Our mission was to either pick up or deliver a car - I can’t remember which - for a couple of guys that owned a junkyard my friend worked at. She’d only been there for two weeks and her job involved answering the phone and waiting on customers, not driving flatbed trucks to Fitchburg. She held no special commercial license of any kind, and was already on her third or fourth car as a young driver, her first being totaled almost immediately after receiving her driver’s license. It was a Volkswagen Rabbit and its life ended abruptly due to a combination of speed, sharp turns, steep hills, and probably the too loud Judas Priest on the tape deck. The car left the road and rolled over into the woods, landing on its roof. My friend was okay. The music never stopped playing and she sat, suspended upside down while listening to Judas Priest, wondering when someone might find her. 

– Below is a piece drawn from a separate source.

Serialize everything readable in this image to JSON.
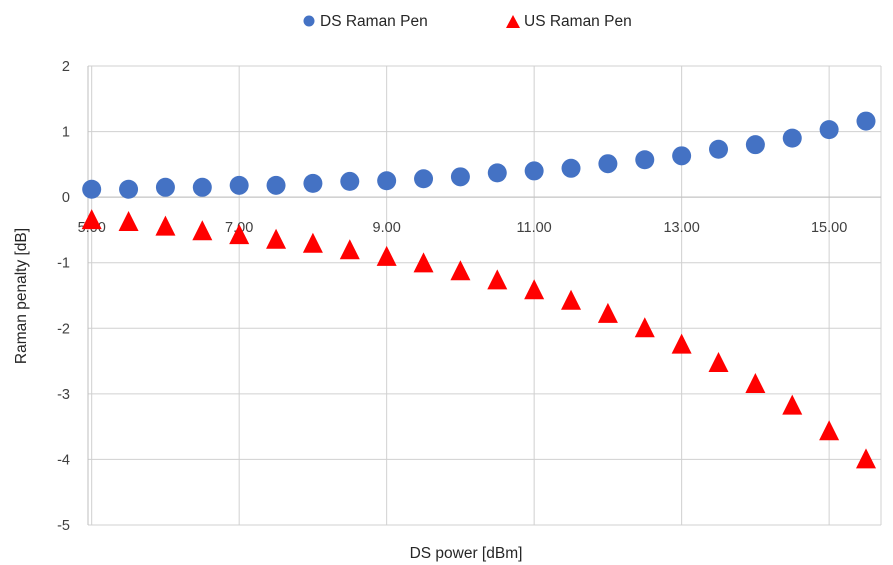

The flatbed was big, could’ve held at least two cars if not three. We had no business driving that thing. I remember heading to the junkyard to pick up the truck and embark on our trip when my friend realized her bosses might not appreciate a friend tagging along, so she dropped me off at a random front yard to wait. Said she’d pick me up on the way. There I waited on a stranger’s property, thinking the real absurdity was not me tagging along, but that we thought waiting on a random lawn was somehow better than me showing up at the junkyard. Especially because she hadn’t dropped me by the street, but drove up the driveway and dropped me close to the house; I waited near a walkway that lead to a stranger’s front door. The second point of absurdity was that she was ever asked to drive a flatbed in the first place, with no relevant experience, in evening rush hour on busy interstates. We might have been a couple of crazy kids, but there were a couple of crazy adults in the mix, too. 

My friend was beautiful. Voluptuous beyond her eighteen years. We used to do this thing when we were bored where she’d go into various package stores and see how many would allow her underaged self to buy Haffenreffer. Its low cost allowed us to try out a few stores whenever the mood struck to dupe the packy. Those forty-ouncers were eventually consumed, but our true motivation was "beating the system." That was the real thrill. Although looking back, I’m not sure if our rebel ways tested her ability to appear of legal age, or man’s ability to decline a beautiful woman. Either way, she usually came out with a bottle in hand.

Crazy as that flatbed trip was, we made it to Fitchburg and back without much issue. I can still smell the diesel exhaust, hear the now defunct Rock 102 on the radio, and see my friend wrestling with the temperamental clutch most of the way. It’s funny how the change of season triggers memories. I hope it never ends.

(An unusual story to share, but nostalgia is a peculiar thing.)